Когда ложилась, окна не занавесила шторами. Не до того было. И теперь благодаря луне, заглядывающей к нам в спальню, нет темноты.
— Сын из моей жизни уже никуда не уйдет. Это факт, Заяц. Факт, который нужно принять, — отвечает и опускает локти на колени.
Стараюсь не давать своей боли напитаться новым топливом под названием «Сын». Только поджимаю нижнюю губу, стараюсь дождаться момента, когда эмоции отпустят.
— Иначе кем я буду, если просто отмахнусь от него? Такого отца ты захочешь для наших детей?
Ян смотрит на меня через плечо. Я не двигаюсь. Смотрю на него. Крепче сжимаю край простыни.
Отрицательно качаю головой.
Конечно, нет. Конечно, для наших будущих детей я хочу лучшего. Всегда буду этого хотеть. Всё буду для этого делать.
Но хитрая боль подступается ко мне с другой стороны. Она натягивает личину ревности и жалит меня прямо в сердце.
— Мне нужна определенность, — шепчу.
Ян поворачивается ко мне всем корпусом, протягивает ладонь. Я принимаю ее, придвигаюсь ближе. Ян сажает меня к себе на руки. Теперь мы лицом друг к другу. Близко-близко.
Он убирает в сторону простынь, опускает ладони мне на талию. Смотрит.
— Ты для меня на первом месте, Заяц. Так было, есть и будет.
Мне становится немного легче, но ревность продолжает глодать мои косточки.
— Когда это произошло? — набравшись смелости, спрашиваю.
— До того, как мы официально стали парой.

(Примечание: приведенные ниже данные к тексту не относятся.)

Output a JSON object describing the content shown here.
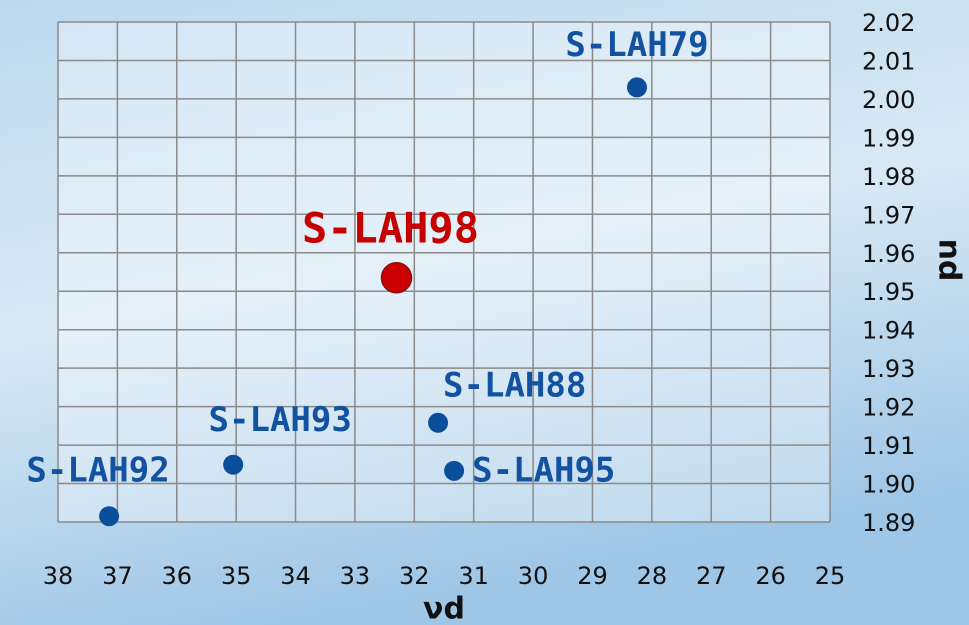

Между этим событием и нашей свадьбой прошло совсем немного времени. Я быстро согласилась выйти замуж, потому что… Хотела этого, но боялась мечтать, что когда-то и в самом деле стану женой Раевского.
— А потом…?
— Мы больше не встречались, Заяц.
Опускаю взгляд. Пытаюсь уловить, что теперь чувствую. Ревность всё еще пульсирует во мне, но я чувствую, как напряжение последних суток начинает плавно отступать.
— О ребенке я узнал недавно, — Ян берет меня за подбородок, поднимает, снова смотрит. — Она мне ничего о нем не говорила.
Киваю.
Немного молчу и задаю следующий вопрос, раз уж Ян сейчас открыт для диалога:
— Ты с сыном сегодня был?
Не хочу упоминать Паулину, даже просто говорить «у нее» не хочу.
— Нет. На трассе перед нами авария случилась. Пришлось ждать эвакуатор. Объехать не получилось.
Сжимаюсь, когда на миг представляю, что Ян и сам мог оказаться в аварии. Не сдерживаюсь, порывисто обнимаю. Крепко-крепко. Он позволяет. Мою нежность никогда не пресекает. Даже собственной матери не всегда позволяет, а мне можно.
— Я так сильно тебя люблю, — отчаянно шепчу. — И так сильно на тебя разозлилась, когда только обо всём узнала.
— Логичная реакция, — комментирует.
С одной стороны, мне хочется узнать, кем для Яна в прошлом была Паулина. Просто случайной женщиной? Чем-то большим?
Но не решаюсь. Сейчас мне и этой правды кажется слишком много. Нужно с ней хотя бы как-то ужиться. Банально привыкнуть.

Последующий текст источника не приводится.